Osteoarthritis, a long-term chronic disease affects joints in knees, hands, feet, and spine

Kolkata, Aug 27 (UNI) Osteoarthritis (OA) is a long-term chronic disease characterized by the deterioration of cartilage in joints which results in bones rubbing together and creating stiffness, pain, and impaired movement.

The disease most commonly affects the joints in the knees, hands, feet, and spine and is relatively common in shoulder and hip joints. While OA is related to ageing, it is also associated with a variety of both modifiable and nonmodifiable risk factors, including: obesity, lack of exercise, genetic predisposition, bone density, occupational injury, trauma, and gender.

Osteoarthritis is the single most common cause of disability in older adults An estimated 10 to 15 per cent of all adults aged over 60 have some degree of OA, with prevalence higher among women than men.

The prevalence of OA is increasing due to population ageing and an increase in related factors such as obesity.

There are two types of osteoarthritis: primary and secondary.

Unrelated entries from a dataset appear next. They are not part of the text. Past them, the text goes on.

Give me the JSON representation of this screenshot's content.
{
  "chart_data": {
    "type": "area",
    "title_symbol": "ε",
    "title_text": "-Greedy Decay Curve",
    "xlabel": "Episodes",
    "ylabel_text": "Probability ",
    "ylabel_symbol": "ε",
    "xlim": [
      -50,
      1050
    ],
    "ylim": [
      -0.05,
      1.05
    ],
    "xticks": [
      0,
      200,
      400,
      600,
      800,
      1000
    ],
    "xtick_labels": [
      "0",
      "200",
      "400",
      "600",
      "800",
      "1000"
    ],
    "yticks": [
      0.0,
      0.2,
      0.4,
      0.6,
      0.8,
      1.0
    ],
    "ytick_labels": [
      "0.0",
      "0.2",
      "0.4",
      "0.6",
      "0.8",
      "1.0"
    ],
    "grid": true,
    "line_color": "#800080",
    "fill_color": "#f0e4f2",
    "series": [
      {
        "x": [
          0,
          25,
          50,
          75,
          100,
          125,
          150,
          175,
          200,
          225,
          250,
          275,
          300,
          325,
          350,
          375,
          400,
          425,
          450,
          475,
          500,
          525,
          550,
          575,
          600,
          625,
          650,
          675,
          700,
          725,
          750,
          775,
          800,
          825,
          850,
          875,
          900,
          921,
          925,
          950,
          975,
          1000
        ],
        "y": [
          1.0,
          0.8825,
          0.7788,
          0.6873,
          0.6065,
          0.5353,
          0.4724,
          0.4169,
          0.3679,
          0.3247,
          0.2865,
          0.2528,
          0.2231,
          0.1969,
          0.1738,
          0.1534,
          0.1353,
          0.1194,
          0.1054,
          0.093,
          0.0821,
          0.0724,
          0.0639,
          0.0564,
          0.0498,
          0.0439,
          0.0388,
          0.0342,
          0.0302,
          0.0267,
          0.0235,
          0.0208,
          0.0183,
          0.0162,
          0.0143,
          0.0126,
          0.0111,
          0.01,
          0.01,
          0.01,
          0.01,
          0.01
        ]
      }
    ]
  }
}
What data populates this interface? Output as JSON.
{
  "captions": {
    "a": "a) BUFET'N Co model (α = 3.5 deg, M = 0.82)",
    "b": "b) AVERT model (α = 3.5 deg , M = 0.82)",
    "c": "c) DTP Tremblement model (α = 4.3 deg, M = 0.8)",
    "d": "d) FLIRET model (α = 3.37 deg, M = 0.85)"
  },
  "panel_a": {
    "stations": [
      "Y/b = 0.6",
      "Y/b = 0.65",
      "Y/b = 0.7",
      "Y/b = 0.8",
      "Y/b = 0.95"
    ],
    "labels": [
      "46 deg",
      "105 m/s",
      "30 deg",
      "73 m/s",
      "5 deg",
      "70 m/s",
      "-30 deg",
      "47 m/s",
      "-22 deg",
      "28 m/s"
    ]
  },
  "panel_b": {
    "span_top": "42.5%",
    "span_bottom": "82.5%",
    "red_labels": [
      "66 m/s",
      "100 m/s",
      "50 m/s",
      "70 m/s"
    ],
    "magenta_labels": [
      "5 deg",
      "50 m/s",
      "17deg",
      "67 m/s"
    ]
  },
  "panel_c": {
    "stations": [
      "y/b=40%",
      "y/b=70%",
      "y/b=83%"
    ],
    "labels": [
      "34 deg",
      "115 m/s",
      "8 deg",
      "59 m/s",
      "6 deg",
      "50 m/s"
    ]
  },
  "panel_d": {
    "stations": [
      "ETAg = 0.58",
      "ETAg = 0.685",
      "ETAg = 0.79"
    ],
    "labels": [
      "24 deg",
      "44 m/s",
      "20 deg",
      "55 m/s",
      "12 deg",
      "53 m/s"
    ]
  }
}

Primary osteoarthritis is a chronic degenerative disease that is related to, but not caused by, aging. As a person ages, the water content of their cartilage decreases, thus weakening it and making it less resilient and more susceptible to degradation. There are strong indications that genetic inheritance is a factor, as up to 60 per cent of all OA cases are thought to result from genetic factors.

Secondary arthritis tends to show up earlier in life, often due to a specific cause such as an injury, a job that requires kneeling or squatting for extended amounts of time, diabetes, or obesity. But though the aetiology is different than that of primary OA, the resulting symptoms and pathology are the same.

According to the United Nations, by 2050 people aged over 60 will account for more than 20 per cent of the world’s population. Of that 20 per cent, a conservative estimate of 15 per cent will have symptomatic OA, and one-third of these people will be severely disabled.

This means that by 2050, 130 million people will suffer from OA worldwide, of whom 40 million will be severely disabled by the disease. Costs associated with OA include costs for adaptive aids and devices, medicines, surgery, and time off at work.